Hasn't the Telecom Regulatory Authority of India provided some relief to the DTH operators by way of directing broadcasters to offer their channels at 50 per cent of analogue cable TV rates besides making them available at a la carte pricing?
When we started, there was no RIO (reference interconnect offer). In fact, it is amazing that most of the content deals were done in the court. New players like Reliance, Bharti and Sun would have found it tough if the RIO regulation hadn't come about.
But even now there is an anamoly. Why should we get content from broadcasters at 50 per cent of what they offer to analogue cable when the Trai and the Information & Broadcasting ministry have formally admitted that the cable sector operates on 20 per cent declaration of their subscriber base?

Besides, DTH should get content from broadcasters at Cas rates since we are an addressable platform.


But aren't cable operators offering set-top boxes even below the regulated price because of competition in the marketplace?
Pay TV in India is subverted by cable prices which are artificially depressed because of under-declarations. DTH operators have had to drop prices because they have to compete with cable. Today the gap is higher between the two because cable TV pricing is artifically suppressed. If some DTH operators decide to go as low as cable, then it becomes unviable.

Don't you think exclusivity of content will allow platform providers to raise ARPUs?
The ARPUs in the UK, US and Australia vary between $60-80. In India, the ARPUs are a fraction of this. Exclusivity of content is there in all markets except India. But we hope the regulation on exclusive content will also wither away. This will allow us room for being more creative and innovative.

Since cable already has a wide presence, do you see them winning the war against DTH in India as in the US?
DTH has already tapped over six million subscribers and will see explosive growth from now on. In the US, cable companies have made massive investments to digitalise their networks. And even there, 40 per cent of the market is still with DTH. Indian cable companies have not made such investments. Besides, the cable TV market here is hugely fragmented. And the last mile challenge (multi-system operators do not own much of the last mile which is with the local cable operators) will not go away.

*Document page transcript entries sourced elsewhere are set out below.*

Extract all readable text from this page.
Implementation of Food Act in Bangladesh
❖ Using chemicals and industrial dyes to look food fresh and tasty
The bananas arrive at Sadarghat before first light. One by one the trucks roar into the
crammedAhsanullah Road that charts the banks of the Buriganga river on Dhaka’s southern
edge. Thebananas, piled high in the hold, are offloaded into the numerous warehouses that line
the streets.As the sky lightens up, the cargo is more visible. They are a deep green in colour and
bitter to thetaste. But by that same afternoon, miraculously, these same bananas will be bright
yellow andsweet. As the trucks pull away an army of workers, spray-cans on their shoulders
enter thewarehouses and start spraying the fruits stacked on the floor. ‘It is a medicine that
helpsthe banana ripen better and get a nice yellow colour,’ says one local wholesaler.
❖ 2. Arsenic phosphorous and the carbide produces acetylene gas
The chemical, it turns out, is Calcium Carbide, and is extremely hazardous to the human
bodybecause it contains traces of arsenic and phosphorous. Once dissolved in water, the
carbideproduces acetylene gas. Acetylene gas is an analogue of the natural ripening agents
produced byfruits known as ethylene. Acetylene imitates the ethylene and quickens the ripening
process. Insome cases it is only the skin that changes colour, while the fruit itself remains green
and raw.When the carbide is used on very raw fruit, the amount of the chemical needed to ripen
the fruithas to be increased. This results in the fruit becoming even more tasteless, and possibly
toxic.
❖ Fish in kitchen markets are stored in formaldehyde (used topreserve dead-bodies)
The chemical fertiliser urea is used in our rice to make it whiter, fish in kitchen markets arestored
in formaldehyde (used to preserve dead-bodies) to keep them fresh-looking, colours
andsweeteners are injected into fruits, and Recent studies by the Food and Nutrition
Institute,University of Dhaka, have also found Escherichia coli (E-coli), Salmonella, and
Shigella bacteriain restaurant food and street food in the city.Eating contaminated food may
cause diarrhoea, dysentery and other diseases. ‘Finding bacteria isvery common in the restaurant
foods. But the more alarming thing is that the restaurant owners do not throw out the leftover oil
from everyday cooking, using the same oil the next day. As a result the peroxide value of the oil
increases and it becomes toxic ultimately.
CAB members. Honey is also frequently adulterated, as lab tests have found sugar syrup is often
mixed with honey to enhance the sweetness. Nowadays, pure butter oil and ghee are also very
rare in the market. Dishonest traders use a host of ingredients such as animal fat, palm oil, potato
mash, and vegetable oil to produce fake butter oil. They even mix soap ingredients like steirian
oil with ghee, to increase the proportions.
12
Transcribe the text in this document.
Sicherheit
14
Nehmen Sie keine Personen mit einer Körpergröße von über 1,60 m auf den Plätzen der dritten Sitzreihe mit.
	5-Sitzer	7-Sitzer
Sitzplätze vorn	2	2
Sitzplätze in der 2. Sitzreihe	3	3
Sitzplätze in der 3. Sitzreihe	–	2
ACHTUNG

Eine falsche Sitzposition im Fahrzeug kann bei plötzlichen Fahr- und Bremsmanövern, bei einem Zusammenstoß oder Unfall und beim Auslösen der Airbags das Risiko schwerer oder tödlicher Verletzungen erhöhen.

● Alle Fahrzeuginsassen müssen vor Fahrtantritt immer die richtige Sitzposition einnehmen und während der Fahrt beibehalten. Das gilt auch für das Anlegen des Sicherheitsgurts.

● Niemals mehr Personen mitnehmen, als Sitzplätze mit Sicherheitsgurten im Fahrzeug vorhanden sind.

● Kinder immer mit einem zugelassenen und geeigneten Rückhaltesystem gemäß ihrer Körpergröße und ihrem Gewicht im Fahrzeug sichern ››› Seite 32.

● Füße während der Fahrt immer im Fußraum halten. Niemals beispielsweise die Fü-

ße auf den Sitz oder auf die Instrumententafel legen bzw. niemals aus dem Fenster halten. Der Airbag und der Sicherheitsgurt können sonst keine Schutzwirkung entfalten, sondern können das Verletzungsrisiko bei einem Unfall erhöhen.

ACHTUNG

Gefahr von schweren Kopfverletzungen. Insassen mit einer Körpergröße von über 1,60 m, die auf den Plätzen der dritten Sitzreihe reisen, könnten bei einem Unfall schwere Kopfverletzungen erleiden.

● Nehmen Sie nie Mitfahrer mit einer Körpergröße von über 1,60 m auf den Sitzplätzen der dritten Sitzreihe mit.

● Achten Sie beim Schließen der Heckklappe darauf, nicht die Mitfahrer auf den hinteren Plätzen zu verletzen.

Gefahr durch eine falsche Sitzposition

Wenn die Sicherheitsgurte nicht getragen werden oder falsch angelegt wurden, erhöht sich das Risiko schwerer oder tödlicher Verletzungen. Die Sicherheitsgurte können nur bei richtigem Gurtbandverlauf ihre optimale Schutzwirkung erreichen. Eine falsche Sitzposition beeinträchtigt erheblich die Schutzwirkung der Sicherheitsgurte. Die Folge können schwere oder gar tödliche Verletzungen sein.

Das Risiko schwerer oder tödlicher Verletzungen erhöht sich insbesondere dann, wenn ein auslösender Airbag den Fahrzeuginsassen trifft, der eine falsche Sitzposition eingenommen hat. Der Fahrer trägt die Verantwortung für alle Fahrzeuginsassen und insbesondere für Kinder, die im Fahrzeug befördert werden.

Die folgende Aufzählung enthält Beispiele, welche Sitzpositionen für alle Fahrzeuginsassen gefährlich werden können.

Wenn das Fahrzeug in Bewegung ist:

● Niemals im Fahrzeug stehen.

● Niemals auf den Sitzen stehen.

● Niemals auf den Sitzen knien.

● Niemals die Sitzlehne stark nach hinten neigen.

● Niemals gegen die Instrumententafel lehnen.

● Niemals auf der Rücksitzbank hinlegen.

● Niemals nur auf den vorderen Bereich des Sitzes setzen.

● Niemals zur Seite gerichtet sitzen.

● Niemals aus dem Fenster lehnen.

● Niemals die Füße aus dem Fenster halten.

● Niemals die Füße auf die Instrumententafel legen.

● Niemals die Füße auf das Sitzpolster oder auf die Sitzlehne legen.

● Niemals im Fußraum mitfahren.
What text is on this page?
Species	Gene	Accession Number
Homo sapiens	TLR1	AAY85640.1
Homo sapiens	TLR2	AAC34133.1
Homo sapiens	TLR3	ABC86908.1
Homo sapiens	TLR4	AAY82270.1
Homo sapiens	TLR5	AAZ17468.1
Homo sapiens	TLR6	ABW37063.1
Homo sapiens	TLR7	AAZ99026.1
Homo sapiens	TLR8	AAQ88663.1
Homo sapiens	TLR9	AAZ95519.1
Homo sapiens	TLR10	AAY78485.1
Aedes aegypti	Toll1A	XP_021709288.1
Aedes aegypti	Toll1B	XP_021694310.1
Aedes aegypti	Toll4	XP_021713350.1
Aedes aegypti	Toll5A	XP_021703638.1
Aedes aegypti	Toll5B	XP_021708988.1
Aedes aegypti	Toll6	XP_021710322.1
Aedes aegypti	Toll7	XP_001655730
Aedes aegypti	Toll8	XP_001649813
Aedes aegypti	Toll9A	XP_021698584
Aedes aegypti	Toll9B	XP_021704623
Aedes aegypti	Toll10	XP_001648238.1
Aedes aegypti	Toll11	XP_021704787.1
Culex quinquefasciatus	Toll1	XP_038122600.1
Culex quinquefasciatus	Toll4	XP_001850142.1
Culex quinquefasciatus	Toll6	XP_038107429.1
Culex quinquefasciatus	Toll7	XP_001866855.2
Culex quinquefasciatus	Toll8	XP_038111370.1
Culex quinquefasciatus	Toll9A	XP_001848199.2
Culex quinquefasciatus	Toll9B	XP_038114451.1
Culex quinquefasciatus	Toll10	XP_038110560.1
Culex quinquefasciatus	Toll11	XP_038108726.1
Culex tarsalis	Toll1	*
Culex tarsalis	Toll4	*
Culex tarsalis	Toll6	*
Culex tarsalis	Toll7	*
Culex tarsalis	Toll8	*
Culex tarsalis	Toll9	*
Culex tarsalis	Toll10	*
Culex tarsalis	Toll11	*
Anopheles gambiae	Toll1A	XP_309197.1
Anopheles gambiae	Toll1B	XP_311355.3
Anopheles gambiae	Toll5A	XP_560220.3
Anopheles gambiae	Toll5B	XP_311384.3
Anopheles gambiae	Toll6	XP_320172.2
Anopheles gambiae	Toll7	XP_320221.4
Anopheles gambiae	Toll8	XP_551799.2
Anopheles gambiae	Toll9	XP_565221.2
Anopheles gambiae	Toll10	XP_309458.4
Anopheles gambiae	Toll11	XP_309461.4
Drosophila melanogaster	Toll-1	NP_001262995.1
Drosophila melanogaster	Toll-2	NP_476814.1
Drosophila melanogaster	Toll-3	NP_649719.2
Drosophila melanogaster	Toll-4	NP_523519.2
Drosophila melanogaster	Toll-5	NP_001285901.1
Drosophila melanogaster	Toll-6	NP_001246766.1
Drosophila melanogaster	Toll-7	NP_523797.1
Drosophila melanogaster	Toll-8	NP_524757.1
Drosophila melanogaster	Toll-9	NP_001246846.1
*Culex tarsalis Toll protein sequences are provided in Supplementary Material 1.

Tata Sky and Dish TV are on MPEG-2 compression technology while the new players have MPEG-4. What is the status on the inter-operable issue?
There is a regulation on DTH boxes being inter-operable. But why have a law when this is not being followed?

But why was Tata Sky opposing the inter-operable clause then?
The regulator can say that the inter-operability clause was a mistake and just do away with it. We are asking for more clarity on the issue. If we are to switch over, then we want some amount of subsidy which the government can give from the revenue share that we part with them.

There has been a drive to reduce the revenue share with government. What is the status on this?
The Telecom Disputes Settlement and Appellate Tribunal has ruled that the licence fee for DTH services should be based on adjusted gross revenue - and not on the basis of gross revenue. But the government has not yet issued any notification on this.

After Temasek Holdings took a 10 per cent stake in Tata Sky for $55.5 million, have we seen a rise in DTH valuations?
I can't talk about valuations or the price at which we got Temasek to invest in. But Temasek has 10 per cent while Star's holding is untouched at 10 per cent and the Tata Group's stake has come down from 80 per cent to 70 per cent.